Il y a plusieurs manières d’aborder la transformation de la société.
Le Grand Soir type 1917 : plus personne n’y croit. La seconde : une progression vers des changements en faisant reculer le système à partir des revendications. Celles-ci étant essentiellement du domaine de la protestation. Mais si cette démarche induit, au nom du concret, qu’un rapport de forces suffisant pourrait renouer avec les compromis capital/travail que le système a accepté durant une bonne part du XXème siècle, ce serait ignorer qu’aujourd’hui le système, en crise, se coupe de plus en plus du développement de la société. Dès lors ces compromis sont un luxe que le capital ne peut plus se payer et sont devenus illusoires. Les aspirations populaires de différentes natures sont antinomiques avec la poursuite du système. À la fois parce que les investissements nécessaires au travail et les dépenses sociales qu’il implique sont jugés moins rentables que la spéculation et aussi parce qu’avec l’élévation du niveau des connaissances grandissent le rôle de l’individu·e et l’exigence de démocratie. La société a donc besoin de rendre immédiates les ruptures avec le système.
Trop souvent les transformations nécessaires sont vécues en dehors du mouvement populaire avec « des étapes » comme au Tour de France, parfois même avec un calendrier.

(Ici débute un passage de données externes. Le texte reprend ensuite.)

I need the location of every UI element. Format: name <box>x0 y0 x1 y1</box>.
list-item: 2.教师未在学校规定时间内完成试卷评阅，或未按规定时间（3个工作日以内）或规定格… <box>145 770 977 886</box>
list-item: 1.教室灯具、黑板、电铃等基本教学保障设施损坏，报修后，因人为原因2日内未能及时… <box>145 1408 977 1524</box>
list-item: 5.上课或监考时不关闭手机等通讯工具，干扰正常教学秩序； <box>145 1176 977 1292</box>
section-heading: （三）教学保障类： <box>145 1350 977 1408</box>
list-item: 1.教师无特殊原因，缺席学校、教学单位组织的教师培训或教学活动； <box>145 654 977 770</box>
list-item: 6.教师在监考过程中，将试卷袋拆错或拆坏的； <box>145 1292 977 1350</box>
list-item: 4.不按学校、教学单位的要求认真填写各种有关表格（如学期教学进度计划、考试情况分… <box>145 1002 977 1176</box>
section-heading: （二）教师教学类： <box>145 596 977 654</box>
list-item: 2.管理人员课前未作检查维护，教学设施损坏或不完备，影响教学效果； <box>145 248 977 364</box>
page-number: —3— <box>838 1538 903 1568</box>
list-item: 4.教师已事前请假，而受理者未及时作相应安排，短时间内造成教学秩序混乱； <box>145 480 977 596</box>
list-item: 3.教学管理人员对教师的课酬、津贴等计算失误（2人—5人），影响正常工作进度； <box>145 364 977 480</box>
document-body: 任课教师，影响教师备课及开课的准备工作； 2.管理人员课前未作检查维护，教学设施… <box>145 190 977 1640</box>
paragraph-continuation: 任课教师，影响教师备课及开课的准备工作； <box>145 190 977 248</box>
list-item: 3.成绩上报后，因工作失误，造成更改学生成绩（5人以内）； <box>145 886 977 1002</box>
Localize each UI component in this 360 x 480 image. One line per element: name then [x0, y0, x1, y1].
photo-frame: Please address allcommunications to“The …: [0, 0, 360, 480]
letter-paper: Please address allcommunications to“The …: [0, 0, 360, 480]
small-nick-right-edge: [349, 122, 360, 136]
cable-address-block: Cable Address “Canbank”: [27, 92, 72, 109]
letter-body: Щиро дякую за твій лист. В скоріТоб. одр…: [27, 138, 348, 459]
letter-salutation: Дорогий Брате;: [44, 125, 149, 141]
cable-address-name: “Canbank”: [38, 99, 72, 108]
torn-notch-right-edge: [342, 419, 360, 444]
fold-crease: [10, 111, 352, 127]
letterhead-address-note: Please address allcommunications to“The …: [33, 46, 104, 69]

Chaque proposition est présentée en elle-même et non comme porteuse de transformation de la société et débouchant sur des exigences nouvelles. Chaque avancée devenant un enchaînement vers une suite. D’où notre option pour la notion de processus. Dans cette démarche, ce n’est plus une intervention extérieure qui réalise le but, c’est le mouvement populaire. Dans ce mouvement, le « déjà là » prend une importance stratégique et le centre de gravité de la politique se déplace vers ceux qui agissent.
Si « processus » implique de ne pas tout faire d’un coup, il n’y a pas de processus sans que l’immédiat ne s’inscrive consciemment vers une visée fondamentale. Le mot « vers » est décisif. Au compte du mouvement populaire, il y a la nécessité d’envisager de nouveaux critères pour faire société. Si on ne fera pas la révolution d’un coup, on ne la fera pas sans l’intention de la faire, par un heureux concours de circonstance. « Processus » implique une visée, une intention, sans lesquelles il ne peut exister. D’où la nécessité de faire de chaque enjeu un élément de rupture avec le système actuel et de réorganisation de la société. La lutte change de nature en devenant un lieu où s’élaborent des solutions porteuses d’une autre organisation de la société. Cela appelle chaque participant·e à l’action à contribuer à l’élaboration de ces solutions. Processus révolutionnaire est en même temps processus de transformation de soi-même.
Et rien ne se planifie à l’avance ; dans son déroulement le processus ne peut que nous surprendre. Prétendre définir à l’avance son parcours est illusoire.